For the record, this is what Shock Therapy means in the author's book
Should China destroy the core of the socialist system through shock therapy, or should it use the institutions of the planned economy as market creators?

I guess she's trying to say she's studied china's economy so she's an expert, but it doesn't really make sense without knowing the context. I wish it was actually electroshock. Also I don't want to use China as a guide.
 
These people only live in the present on twitter and that is why they have no history and can never predict the outcome of their actions.
The only thing price control leads to is shortages, be it in the bakery or in the rental market.

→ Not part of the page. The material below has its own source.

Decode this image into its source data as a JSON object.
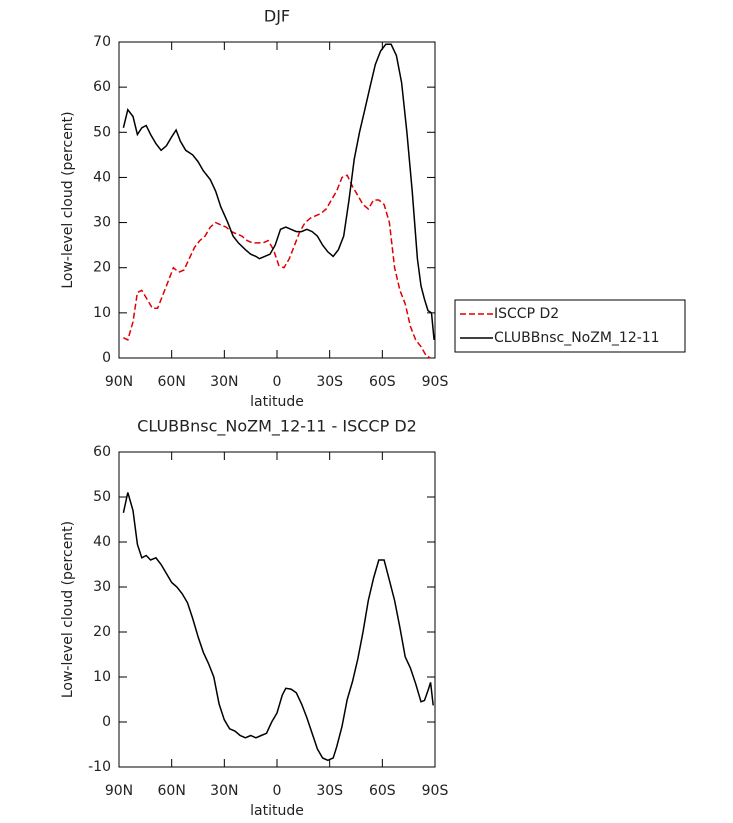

There are unbounded historical datapoints to look at.
Price control does not mean that a loaf of bread will not rise in price. It means that once the cost of flower to bake a loaf of bread goes above the price controlled loaf of bread, at that point there will no longer be any bread at all available since the baker has quit and closed down his bakery.
At that point, the next step is for the government to use force, to force the baker to reopen his bakery or else state violence will be used against him.

Every single time price control is used it leads to shortages. Use price control on food and it leads to starvation.
This is economy 101.
 
They're in such denial that shutdowns caused the whole market to shit itself and that it can't just go back to normal that they're rationalizing it as being that businesses are just price gouging.

Reminds me of when Cuomo was asked about the people being put out of work because of shutdowns and his response was that they should just get work in one of those "essential worker" jobs. The detachment from what average people are going through is so deranged that they come across as deranged psychopaths.